El endurecimiento del Código de Derecho Canónico en cuanto atañe a la persecución de la pederastia atiende muchas de las reclamaciones expresadas por la sociedad, recelosa con razón ante la tibieza mostrada por la Iglesia desde que se tuvo noticia de los primeros casos de abusos sexuales a menores perpetrados por clérigos. Puede decirse que la norma de la Iglesia reduce al mínimo la discrecionalidad de los titulares de cada diócesis, además de prolongar a 20 años el periodo de no prescripción del delito y de ponerse del lado de las víctimas al sentar el doble principio de confidencialidad y rapidez de los procesos.

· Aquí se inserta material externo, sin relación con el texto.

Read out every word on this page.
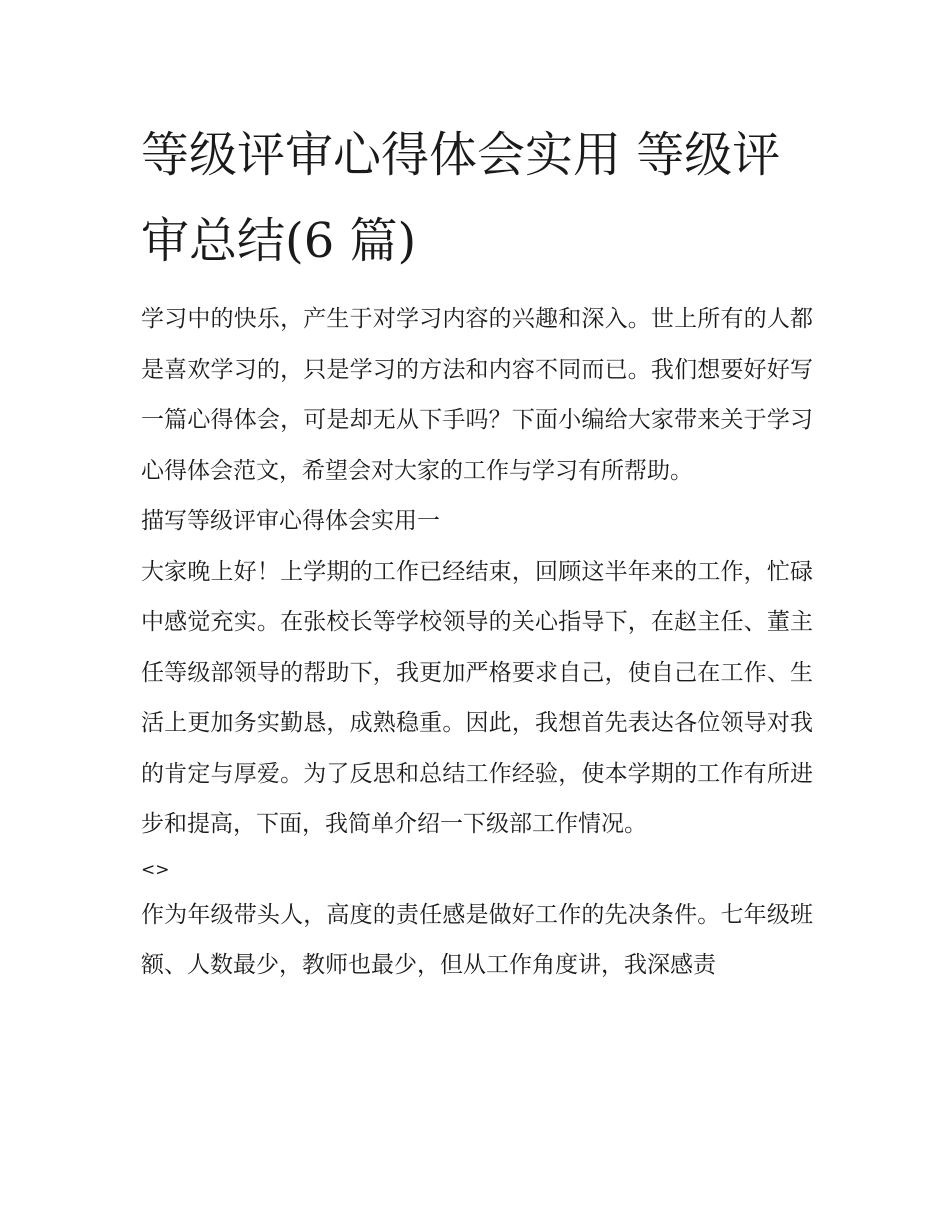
等级评审心得体会实用 等级评审总结(6 篇)

学习中的快乐，产生于对学习内容的兴趣和深入。世上所有的人都是喜欢学习的，只是学习的方法和内容不同而已。我们想要好好写一篇心得体会，可是却无从下手吗？下面小编给大家带来关于学习心得体会范文，希望会对大家的工作与学习有所帮助。

描写等级评审心得体会实用一

大家晚上好！上学期的工作已经结束，回顾这半年来的工作，忙碌中感觉充实。在张校长等学校领导的关心指导下，在赵主任、董主任等级部领导的帮助下，我更加严格要求自己，使自己在工作、生活上更加务实勤恳，成熟稳重。因此，我想首先表达各位领导对我的肯定与厚爱。为了反思和总结工作经验，使本学期的工作有所进步和提高，下面，我简单介绍一下级部工作情况。

<>

作为年级带头人，高度的责任感是做好工作的先决条件。七年级班额、人数最少，教师也最少，但从工作角度讲，我深感责
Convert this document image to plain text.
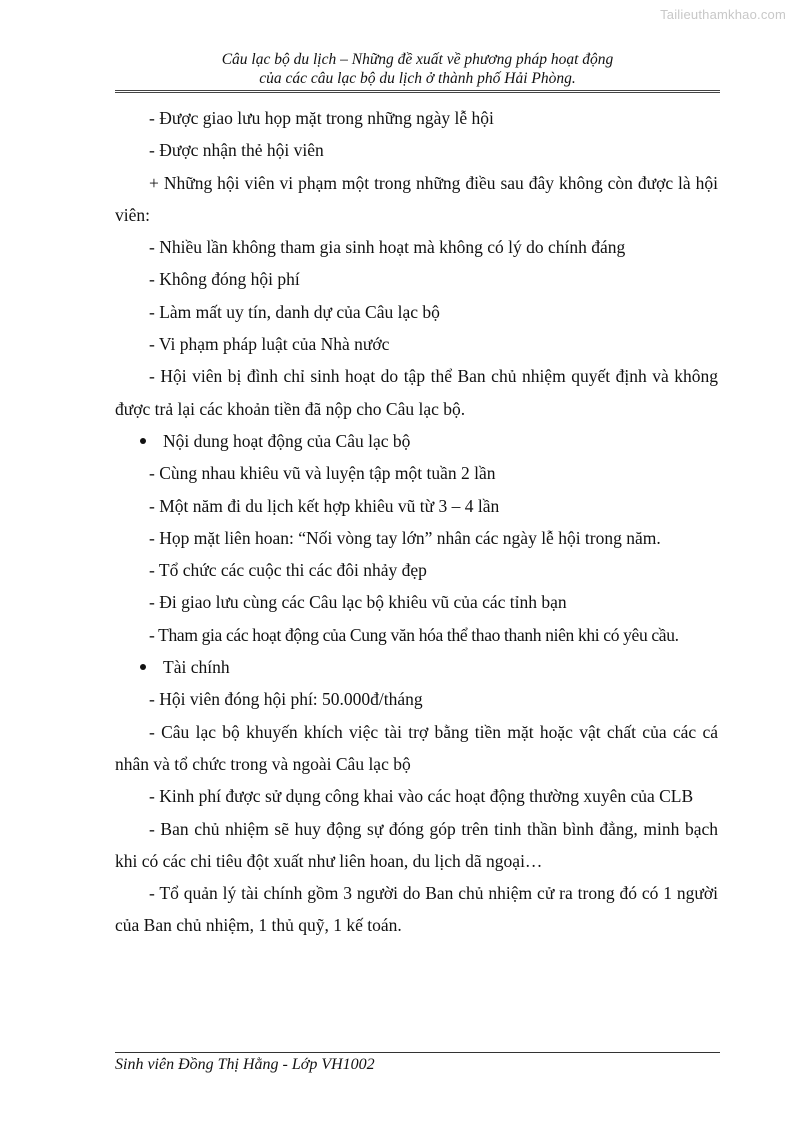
Tailieuthamkhao.com
Câu lạc bộ du lịch – Những đề xuất về phương pháp hoạt động
của các câu lạc bộ du lịch ở thành phố Hải Phòng.

- Được giao lưu họp mặt trong những ngày lễ hội

- Được nhận thẻ hội viên

+ Những hội viên vi phạm một trong những điều sau đây không còn được là hội viên:

- Nhiều lần không tham gia sinh hoạt mà không có lý do chính đáng

- Không đóng hội phí

- Làm mất uy tín, danh dự của Câu lạc bộ

- Vi phạm pháp luật của Nhà nước

- Hội viên bị đình chỉ sinh hoạt do tập thể Ban chủ nhiệm quyết định và không được trả lại các khoản tiền đã nộp cho Câu lạc bộ.

Nội dung hoạt động của Câu lạc bộ

- Cùng nhau khiêu vũ và luyện tập một tuần 2 lần

- Một năm đi du lịch kết hợp khiêu vũ từ 3 – 4 lần

- Họp mặt liên hoan: “Nối vòng tay lớn” nhân các ngày lễ hội trong năm.

- Tổ chức các cuộc thi các đôi nhảy đẹp

- Đi giao lưu cùng các Câu lạc bộ khiêu vũ của các tỉnh bạn

- Tham gia các hoạt động của Cung văn hóa thể thao thanh niên khi có yêu cầu.

Tài chính

- Hội viên đóng hội phí: 50.000đ/tháng

- Câu lạc bộ khuyến khích việc tài trợ bằng tiền mặt hoặc vật chất của các cá nhân và tổ chức trong và ngoài Câu lạc bộ

- Kinh phí được sử dụng công khai vào các hoạt động thường xuyên của CLB

- Ban chủ nhiệm sẽ huy động sự đóng góp trên tinh thần bình đẳng, minh bạch khi có các chi tiêu đột xuất như liên hoan, du lịch dã ngoại…

- Tổ quản lý tài chính gồm 3 người do Ban chủ nhiệm cử ra trong đó có 1 người của Ban chủ nhiệm, 1 thủ quỹ, 1 kế toán.

Sinh viên Đồng Thị Hằng - Lớp VH1002
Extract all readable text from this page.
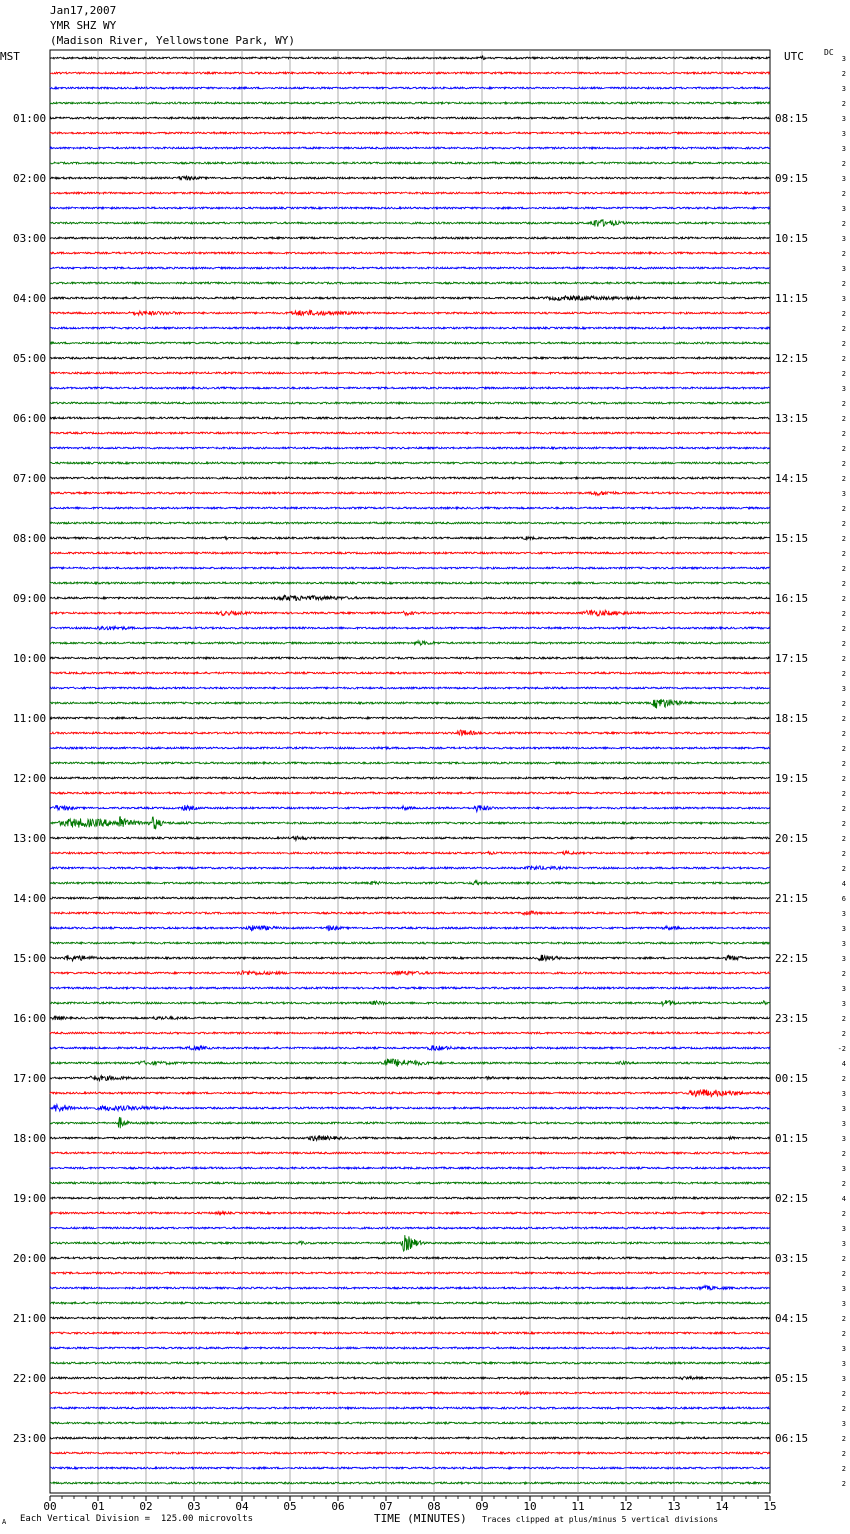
01:00
02:00
03:00
04:00
05:00
06:00
07:00
08:00
09:00
10:00
11:00
12:00
13:00
14:00
15:00
16:00
17:00
18:00
19:00
20:00
21:00
22:00
23:00
08:15
09:15
10:15
11:15
12:15
13:15
14:15
15:15
16:15
17:15
18:15
19:15
20:15
21:15
22:15
23:15
00:15
01:15
02:15
03:15
04:15
05:15
06:15
3
2
3
2
3
3
3
2
3
2
3
2
3
2
3
2
3
2
2
2
2
2
3
2
2
2
2
2
2
3
2
2
2
2
2
2
2
2
2
2
2
2
3
2
2
2
2
2
2
2
2
2
2
2
2
4
6
3
3
3
3
2
3
3
2
2
-2
4
2
3
3
3
3
2
3
2
4
2
3
3
2
2
3
3
2
2
3
3
3
2
2
3
2
2
2
2
00	01	02	03	04	05	06	07	08	09	10	11	12	13	14	15
Jan17,2007
YMR SHZ WY
(Madison River, Yellowstone Park, WY)
MST	UTC	DC
A Each Vertical Division =  125.00 microvolts	TIME (MINUTES) Traces clipped at plus/minus 5 vertical divisions
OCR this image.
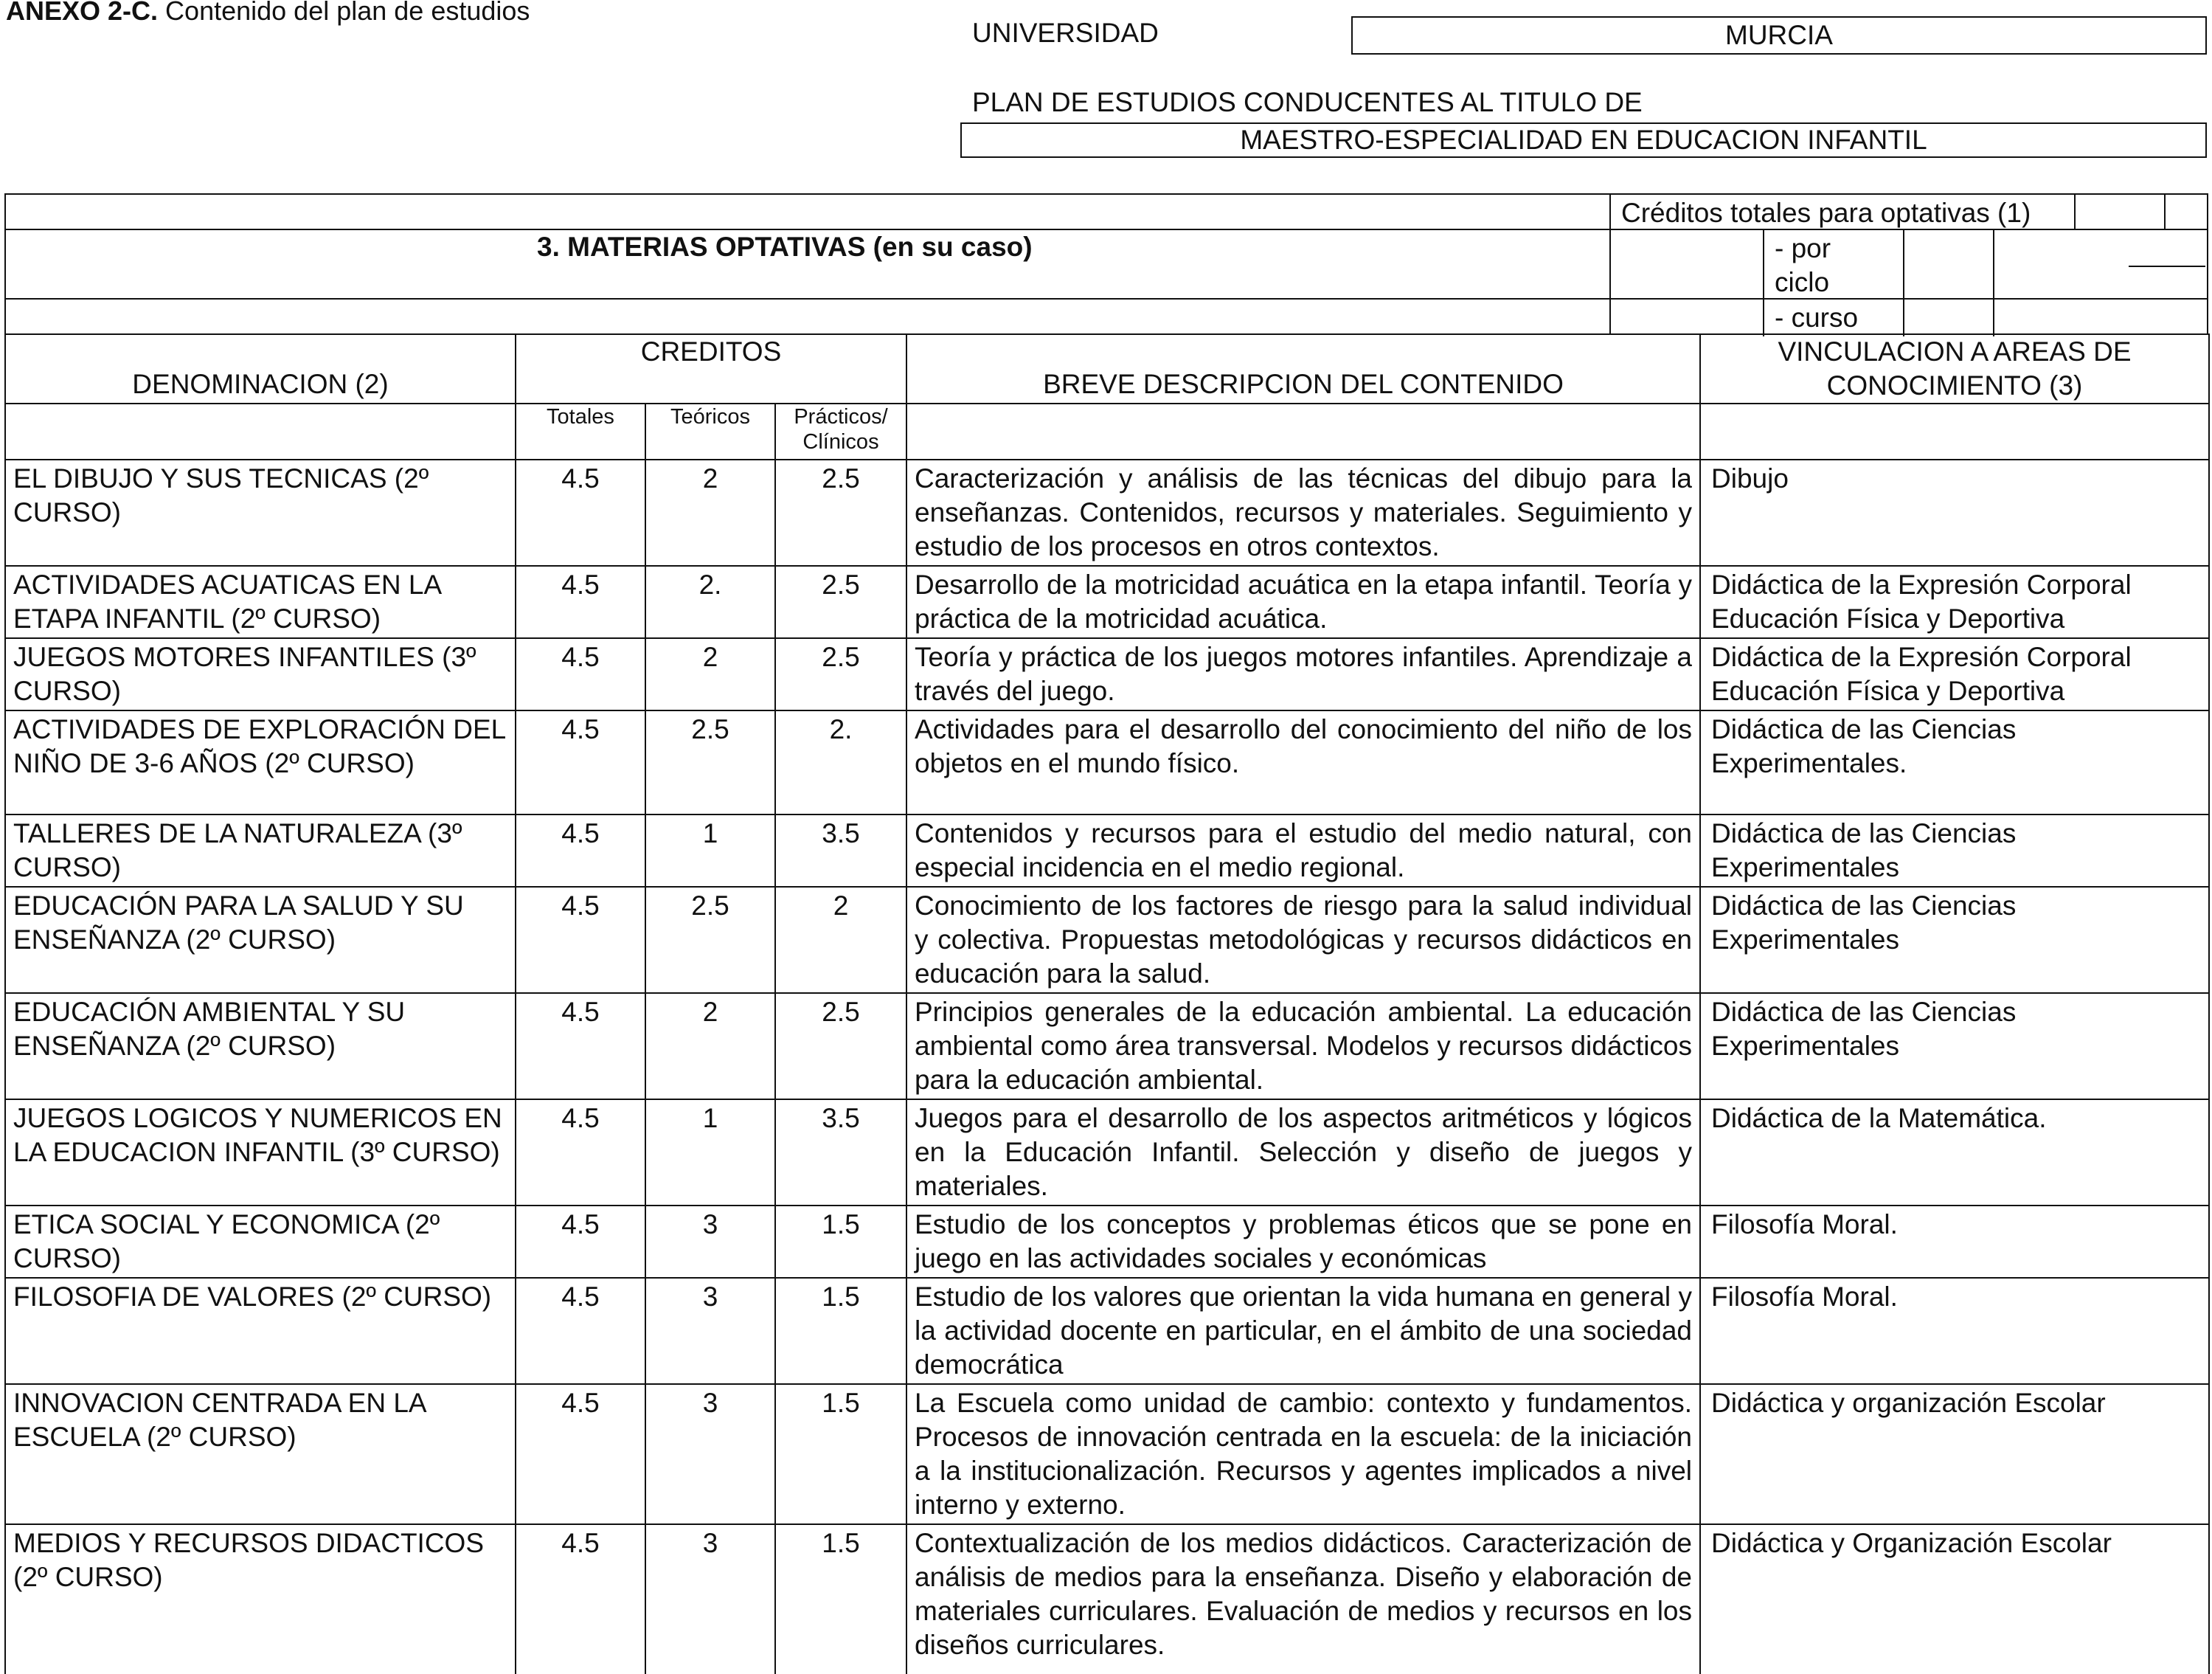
ANEXO 2-C. Contenido del plan de estudios
UNIVERSIDAD	MURCIA
PLAN DE ESTUDIOS CONDUCENTES AL TITULO DE
MAESTRO-ESPECIALIDAD EN EDUCACION INFANTIL
Créditos totales para optativas (1)
3. MATERIAS OPTATIVAS (en su caso)	- por ciclo
- curso
DENOMINACION (2)	CREDITOS			BREVE DESCRIPCION DEL CONTENIDO	VINCULACION A AREAS DE CONOCIMIENTO (3)
	Totales	Teóricos	Prácticos/ Clínicos		
EL DIBUJO Y SUS TECNICAS (2º CURSO)	4.5	2	2.5	Caracterización y análisis de las técnicas del dibujo para la enseñanzas. Contenidos, recursos y materiales. Seguimiento y estudio de los procesos en otros contextos.	Dibujo
ACTIVIDADES ACUATICAS EN LA ETAPA INFANTIL (2º CURSO)	4.5	2.	2.5	Desarrollo de la motricidad acuática en la etapa infantil. Teoría y práctica de la motricidad acuática.	Didáctica de la Expresión Corporal Educación Física y Deportiva
JUEGOS MOTORES INFANTILES (3º CURSO)	4.5	2	2.5	Teoría y práctica de los juegos motores infantiles. Aprendizaje a través del juego.	Didáctica de la Expresión Corporal Educación Física y Deportiva
ACTIVIDADES DE EXPLORACIÓN DEL NIÑO DE 3-6 AÑOS (2º CURSO)	4.5	2.5	2.	Actividades para el desarrollo del conocimiento del niño de los objetos en el mundo físico.	Didáctica de las Ciencias Experimentales.
TALLERES DE LA NATURALEZA (3º CURSO)	4.5	1	3.5	Contenidos y recursos para el estudio del medio natural, con especial incidencia en el medio regional.	Didáctica de las Ciencias Experimentales
EDUCACIÓN PARA LA SALUD Y SU ENSEÑANZA (2º CURSO)	4.5	2.5	2	Conocimiento de los factores de riesgo para la salud individual y colectiva. Propuestas metodológicas y recursos didácticos en educación para la salud.	Didáctica de las Ciencias Experimentales
EDUCACIÓN AMBIENTAL Y SU ENSEÑANZA (2º CURSO)	4.5	2	2.5	Principios generales de la educación ambiental. La educación ambiental como área transversal. Modelos y recursos didácticos para la educación ambiental.	Didáctica de las Ciencias Experimentales
JUEGOS LOGICOS Y NUMERICOS EN LA EDUCACION INFANTIL (3º CURSO)	4.5	1	3.5	Juegos para el desarrollo de los aspectos aritméticos y lógicos en la Educación Infantil. Selección y diseño de juegos y materiales.	Didáctica de la Matemática.
ETICA SOCIAL Y ECONOMICA (2º CURSO)	4.5	3	1.5	Estudio de los conceptos y problemas éticos que se pone en juego en las actividades sociales y económicas	Filosofía Moral.
FILOSOFIA DE VALORES (2º CURSO)	4.5	3	1.5	Estudio de los valores que orientan la vida humana en general y la actividad docente en particular, en el ámbito de una sociedad democrática	Filosofía Moral.
INNOVACION CENTRADA EN LA ESCUELA (2º CURSO)	4.5	3	1.5	La Escuela como unidad de cambio: contexto y fundamentos. Procesos de innovación centrada en la escuela: de la iniciación a la institucionalización. Recursos y agentes implicados a nivel interno y externo.	Didáctica y organización Escolar
MEDIOS Y RECURSOS DIDACTICOS (2º CURSO)	4.5	3	1.5	Contextualización de los medios didácticos. Caracterización de análisis de medios para la enseñanza. Diseño y elaboración de materiales curriculares. Evaluación de medios y recursos en los diseños curriculares.	Didáctica y Organización Escolar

Pero cabe un reproche: resulta discutible que no se haya aprovechado la reforma para hacer una referencia explícita a la obligatoriedad de poner todos los casos en conocimiento de la autoridad civil. Aunque el Vaticano da por descontado su compromiso de cumplir las leyes civiles, es inevitable que asome la desconfianza cuando la gravedad de lo descubierto hasta la fecha y la primera reacción de la jerarquía católica han causado alarma. Es cierto que el Vaticano ha dejado de darse por satisfecho con la consideración como pecado de las fechorías de los pederastas, y su expiación mediante la correspondiente penitencia, pero la lógica consideración de la pederastia como delito debía haber llevado a la Congregación para la Doctrina de la Fe a mencionar la sujeción de las autoridades religiosas a la acción de las civiles. Mientras no lo haga, siempre cabrá la posibilidad de que alguien eluda la justicia al amparo de un religioso.